El reloj de pared estaba dando la última de once campanadas. El fresco de la noche decembrina entraba por la puerta que permanecía abierta, de par en par. En la cocina, una empleada se ocupaba del café y del chocolate caliente. También del consomé. La viuda, que no se había levantado de la poltrona desde que llegó el ataúd con su muerto, acababa de subir a su alcoba a refrescarse y, quizás, a cambiarse el atuendo negro por otro del mismo color. Y mientras los viejos amigos de Don Horacio hablaban del pacto que debía cumplir el primero que muriera de los tres, algo inesperado ocurrió.
- Tranquilos, ya no hay de qué preocuparse, todo fue producto del recalentamiento de los cables por la inusual cantidad de luces que hay encendidas en la casa, pero ya todo está bajo control, -explicó el tío Arístides a quienes se habían concentrado en el comedor principal, después del súbito desprendimiento de la lámpara que pendía del techo desde hacía un par de décadas; quizás más.

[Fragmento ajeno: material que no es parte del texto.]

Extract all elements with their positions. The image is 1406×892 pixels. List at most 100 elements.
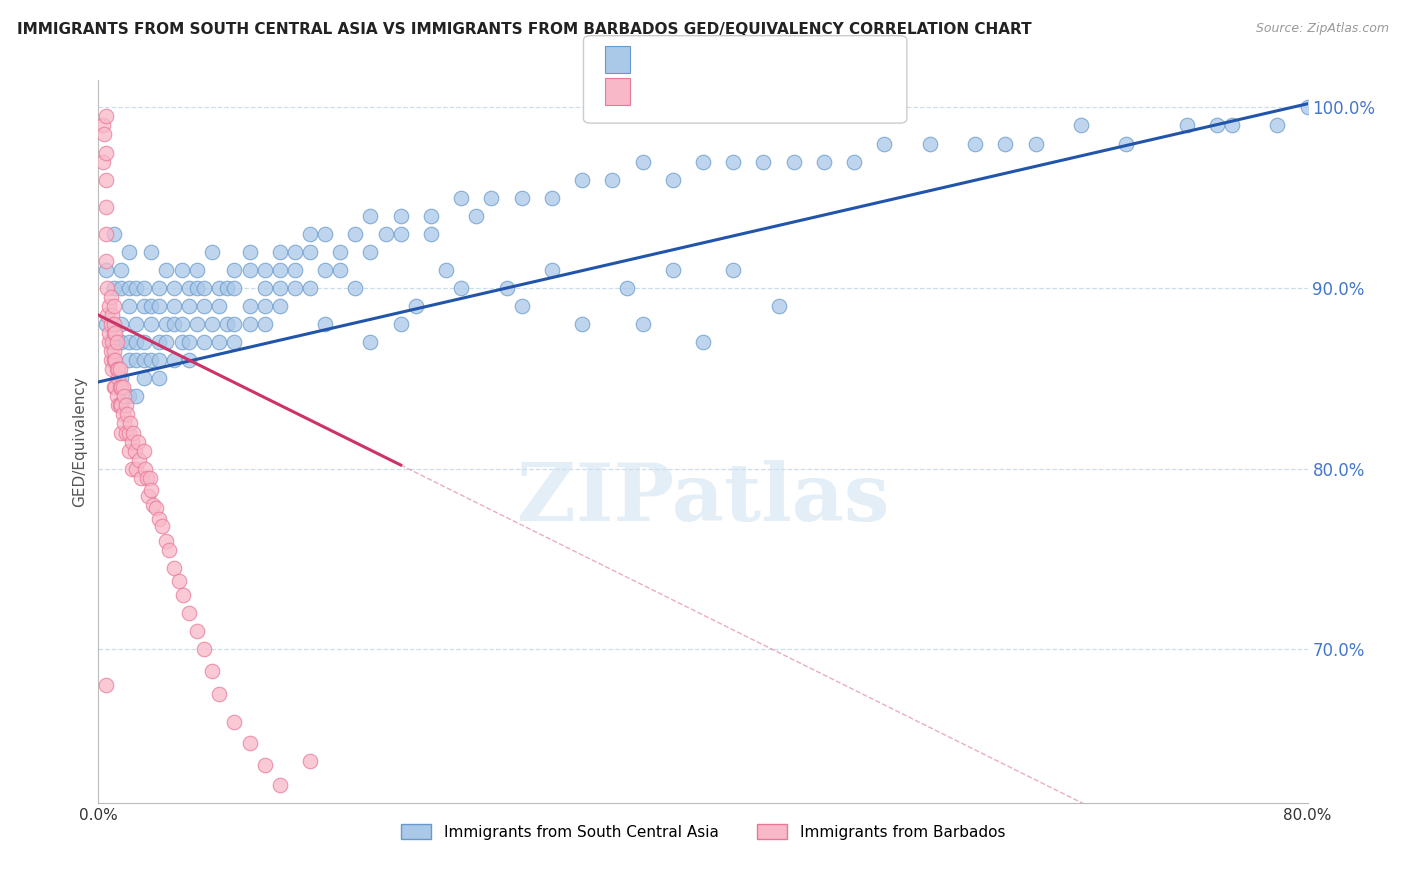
Point xyxy=(103,317,125,331)
Point xyxy=(132,443,155,458)
Point xyxy=(224,281,246,295)
Text: N =: N = xyxy=(718,51,758,69)
Point xyxy=(299,227,322,241)
Point xyxy=(239,299,262,313)
Point xyxy=(768,299,790,313)
Point xyxy=(125,281,148,295)
Point xyxy=(94,172,117,186)
Point xyxy=(103,380,125,394)
Text: 140: 140 xyxy=(747,51,785,69)
Point xyxy=(661,263,683,277)
Point xyxy=(110,263,132,277)
Point xyxy=(105,362,128,376)
Point xyxy=(141,353,163,368)
Point xyxy=(141,244,163,259)
Point xyxy=(142,498,165,512)
Point xyxy=(602,172,624,186)
Point xyxy=(110,398,132,412)
Point xyxy=(110,425,132,440)
Point xyxy=(148,512,170,526)
Point xyxy=(100,344,122,359)
Point xyxy=(101,362,124,376)
Point xyxy=(1024,136,1046,151)
Point xyxy=(179,606,201,620)
Point xyxy=(120,417,142,431)
Point xyxy=(253,757,276,772)
Text: 0.362: 0.362 xyxy=(669,51,725,69)
Point xyxy=(239,317,262,331)
Point xyxy=(107,362,129,376)
Point xyxy=(360,335,382,350)
Point xyxy=(108,380,131,394)
Point xyxy=(125,335,148,350)
Point xyxy=(186,624,208,639)
Point xyxy=(269,263,291,277)
Point xyxy=(1296,100,1319,114)
Point xyxy=(783,154,806,169)
Point xyxy=(186,317,208,331)
Point xyxy=(179,281,201,295)
Point xyxy=(201,664,224,678)
Point xyxy=(98,326,121,340)
Point xyxy=(172,588,194,602)
Point xyxy=(389,227,412,241)
Point xyxy=(1115,136,1137,151)
Point xyxy=(224,714,246,729)
Point xyxy=(269,778,291,792)
Point xyxy=(329,263,352,277)
Point xyxy=(420,227,443,241)
Point xyxy=(104,353,127,368)
Point xyxy=(1220,119,1243,133)
Point xyxy=(224,317,246,331)
Point xyxy=(224,263,246,277)
Point xyxy=(186,281,208,295)
Point xyxy=(1175,119,1198,133)
Point xyxy=(118,244,141,259)
Point xyxy=(121,461,143,475)
Point xyxy=(389,209,412,223)
Point xyxy=(103,353,125,368)
Point xyxy=(148,353,170,368)
Point xyxy=(360,209,382,223)
Point xyxy=(121,434,143,449)
Point xyxy=(101,335,124,350)
Point xyxy=(344,227,367,241)
Point xyxy=(269,244,291,259)
Point xyxy=(434,263,457,277)
Point xyxy=(208,299,231,313)
Point xyxy=(510,299,533,313)
Point xyxy=(170,263,193,277)
Point xyxy=(752,154,775,169)
Point xyxy=(93,128,115,142)
Point xyxy=(360,244,382,259)
Point xyxy=(103,344,125,359)
Point xyxy=(631,154,654,169)
Point xyxy=(111,380,134,394)
Point xyxy=(616,281,638,295)
Point xyxy=(100,353,122,368)
Point xyxy=(94,145,117,160)
Point xyxy=(105,389,128,403)
Point xyxy=(224,335,246,350)
Point xyxy=(179,335,201,350)
Point xyxy=(103,335,125,350)
Legend: Immigrants from South Central Asia, Immigrants from Barbados: Immigrants from South Central Asia, Immi… xyxy=(395,818,1011,846)
Point xyxy=(112,389,135,403)
Point xyxy=(98,299,121,313)
Point xyxy=(495,281,517,295)
Point xyxy=(110,317,132,331)
Point xyxy=(115,408,138,422)
Point xyxy=(103,227,125,241)
Text: Source: ZipAtlas.com: Source: ZipAtlas.com xyxy=(1256,22,1389,36)
Point xyxy=(127,434,149,449)
Point xyxy=(159,542,181,557)
Point xyxy=(132,353,155,368)
Point xyxy=(103,281,125,295)
Point xyxy=(148,281,170,295)
Point xyxy=(215,317,238,331)
Point xyxy=(148,371,170,385)
Point xyxy=(208,687,231,701)
Point xyxy=(253,299,276,313)
Point xyxy=(253,263,276,277)
Point xyxy=(269,281,291,295)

Sin embargo, él sabía que algo muy extraño, prácticamente inexplicable, había ocurrido, porque su especialidad era, precisamente, la electricidad, su comportamiento y sus mañas. Uno de los eslabones medios de la cadena que sostenía el cuerpo de la lámpara, parecía haber sido abierto a propósito con una herramienta, y los cables lucían como cortados con tijera y separados adrede para evitar un corto circuito con todas sus consecuencias. A pesar de las evidencias, entendía que no era un buen momento para revolver los ánimos y crear confusión. Por eso prefirió mantener su posición y aparentar que todo respondía a una sobrecarga eléctrica.

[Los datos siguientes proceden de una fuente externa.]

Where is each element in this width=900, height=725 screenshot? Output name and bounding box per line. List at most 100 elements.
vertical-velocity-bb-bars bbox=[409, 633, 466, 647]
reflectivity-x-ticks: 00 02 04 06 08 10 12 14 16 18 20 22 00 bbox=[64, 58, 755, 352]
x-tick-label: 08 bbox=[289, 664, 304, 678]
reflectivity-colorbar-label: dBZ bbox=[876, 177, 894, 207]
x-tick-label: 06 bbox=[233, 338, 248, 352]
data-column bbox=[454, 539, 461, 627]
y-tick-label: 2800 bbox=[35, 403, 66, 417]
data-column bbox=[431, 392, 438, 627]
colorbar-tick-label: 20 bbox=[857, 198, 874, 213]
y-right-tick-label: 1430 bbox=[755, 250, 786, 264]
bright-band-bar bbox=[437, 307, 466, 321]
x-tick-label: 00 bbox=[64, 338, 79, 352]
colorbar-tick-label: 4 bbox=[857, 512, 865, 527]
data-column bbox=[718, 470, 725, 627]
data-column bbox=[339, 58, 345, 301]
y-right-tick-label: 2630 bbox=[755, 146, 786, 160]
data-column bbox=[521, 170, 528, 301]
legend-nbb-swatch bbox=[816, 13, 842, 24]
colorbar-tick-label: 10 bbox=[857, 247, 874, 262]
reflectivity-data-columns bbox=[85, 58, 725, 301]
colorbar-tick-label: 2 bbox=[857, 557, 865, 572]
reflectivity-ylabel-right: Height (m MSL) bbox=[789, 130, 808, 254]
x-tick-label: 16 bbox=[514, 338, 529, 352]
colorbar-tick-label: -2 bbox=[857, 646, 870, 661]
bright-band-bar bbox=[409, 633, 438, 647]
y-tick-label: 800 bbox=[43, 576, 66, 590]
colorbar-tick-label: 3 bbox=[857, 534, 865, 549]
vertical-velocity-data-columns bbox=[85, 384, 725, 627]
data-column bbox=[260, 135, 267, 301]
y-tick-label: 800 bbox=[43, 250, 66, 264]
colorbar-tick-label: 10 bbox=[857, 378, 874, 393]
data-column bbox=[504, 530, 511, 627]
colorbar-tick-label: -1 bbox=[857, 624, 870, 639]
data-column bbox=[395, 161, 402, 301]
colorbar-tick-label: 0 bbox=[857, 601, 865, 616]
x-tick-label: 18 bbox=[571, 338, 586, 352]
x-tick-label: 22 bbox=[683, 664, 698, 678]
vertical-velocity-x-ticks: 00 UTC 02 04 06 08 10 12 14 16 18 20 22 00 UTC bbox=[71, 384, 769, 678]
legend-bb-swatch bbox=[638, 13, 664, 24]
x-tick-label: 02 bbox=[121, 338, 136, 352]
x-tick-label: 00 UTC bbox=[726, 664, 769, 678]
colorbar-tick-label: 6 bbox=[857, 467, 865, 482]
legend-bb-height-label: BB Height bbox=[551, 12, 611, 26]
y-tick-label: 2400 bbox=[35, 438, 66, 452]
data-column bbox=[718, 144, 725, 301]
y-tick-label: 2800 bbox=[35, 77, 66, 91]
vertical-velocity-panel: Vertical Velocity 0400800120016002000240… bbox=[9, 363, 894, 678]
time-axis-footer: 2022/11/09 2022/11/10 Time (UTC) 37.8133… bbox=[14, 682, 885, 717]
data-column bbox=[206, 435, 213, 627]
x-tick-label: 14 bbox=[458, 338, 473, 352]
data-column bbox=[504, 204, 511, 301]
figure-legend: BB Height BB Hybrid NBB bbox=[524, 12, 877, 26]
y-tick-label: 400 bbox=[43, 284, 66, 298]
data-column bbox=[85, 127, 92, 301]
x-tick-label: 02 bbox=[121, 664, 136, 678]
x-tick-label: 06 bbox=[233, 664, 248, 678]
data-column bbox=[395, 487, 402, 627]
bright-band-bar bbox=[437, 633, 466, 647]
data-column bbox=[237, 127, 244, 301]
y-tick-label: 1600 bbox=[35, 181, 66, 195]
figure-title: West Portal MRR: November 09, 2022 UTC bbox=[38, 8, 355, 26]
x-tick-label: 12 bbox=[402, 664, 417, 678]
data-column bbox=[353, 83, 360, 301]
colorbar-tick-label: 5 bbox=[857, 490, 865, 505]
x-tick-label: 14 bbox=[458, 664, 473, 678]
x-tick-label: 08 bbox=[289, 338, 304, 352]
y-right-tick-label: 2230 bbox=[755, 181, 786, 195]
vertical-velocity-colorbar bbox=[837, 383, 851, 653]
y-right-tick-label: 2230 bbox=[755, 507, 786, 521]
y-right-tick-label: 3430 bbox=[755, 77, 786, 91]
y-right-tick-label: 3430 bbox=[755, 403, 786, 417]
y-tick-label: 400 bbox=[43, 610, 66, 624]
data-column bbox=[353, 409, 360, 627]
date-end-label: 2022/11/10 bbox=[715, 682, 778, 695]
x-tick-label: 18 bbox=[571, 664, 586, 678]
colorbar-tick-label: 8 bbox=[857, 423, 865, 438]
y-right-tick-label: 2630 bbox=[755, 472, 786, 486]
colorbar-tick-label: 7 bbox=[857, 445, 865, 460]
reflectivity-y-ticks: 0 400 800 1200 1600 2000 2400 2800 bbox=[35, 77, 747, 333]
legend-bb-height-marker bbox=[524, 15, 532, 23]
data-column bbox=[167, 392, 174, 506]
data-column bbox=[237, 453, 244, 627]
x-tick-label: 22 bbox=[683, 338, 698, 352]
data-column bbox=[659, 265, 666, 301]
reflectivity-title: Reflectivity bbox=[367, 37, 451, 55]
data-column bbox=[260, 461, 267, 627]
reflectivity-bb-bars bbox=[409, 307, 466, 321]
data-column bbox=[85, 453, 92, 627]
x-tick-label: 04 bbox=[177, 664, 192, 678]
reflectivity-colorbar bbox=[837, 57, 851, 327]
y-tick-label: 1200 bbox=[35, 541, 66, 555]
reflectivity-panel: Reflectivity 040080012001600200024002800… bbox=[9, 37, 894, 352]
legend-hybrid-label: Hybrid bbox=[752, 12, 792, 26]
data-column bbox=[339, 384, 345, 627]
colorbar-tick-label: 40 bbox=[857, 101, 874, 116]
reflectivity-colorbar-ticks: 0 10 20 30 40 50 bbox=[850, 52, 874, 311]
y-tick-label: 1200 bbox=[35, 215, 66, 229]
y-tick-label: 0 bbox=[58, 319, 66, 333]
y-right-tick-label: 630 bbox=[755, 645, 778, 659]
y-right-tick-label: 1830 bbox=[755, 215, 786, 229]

El golpe seco fue tan fuerte que alertó a Angelita, quien minutos antes había salido al jardín a respirar aire puro y abrazar su tristeza en solitario. De un solo brinco se levantó del borde de la jardinera que le servía de asiento. Al atravesar la puerta que permanecía abierta, de par en par, se topó de frente con los viejos amigos de su tío Horacio, quienes en una especie de carrera en cámara lenta, abandonaban la casa custodiando en sus manos sendos trozos de porcelana, que de pronto mostraban cual trofeo a quien deambulara por los alrededores con cara de cuestionario.
“Esta es la prueba, la señal que estaba esperando. Ahora estoy seguro que somos más que esta armadura tan vulnerable, mucho más que sólo cuerpo. Horacio cumplió el pacto”, decía el incrédulo echando andar cada vez más deprisa, mientras el más viejo quedaba rezagado agradeciendo la generosidad de su compadre y querido amigo Don Horacio por haberle despejado la duda.
El porrazo debía haber hecho añicos la pieza de colección. Sin embargo, cinco labriegos continuaban la faena. Sólo dos de ellos habían perdido sus cabezas.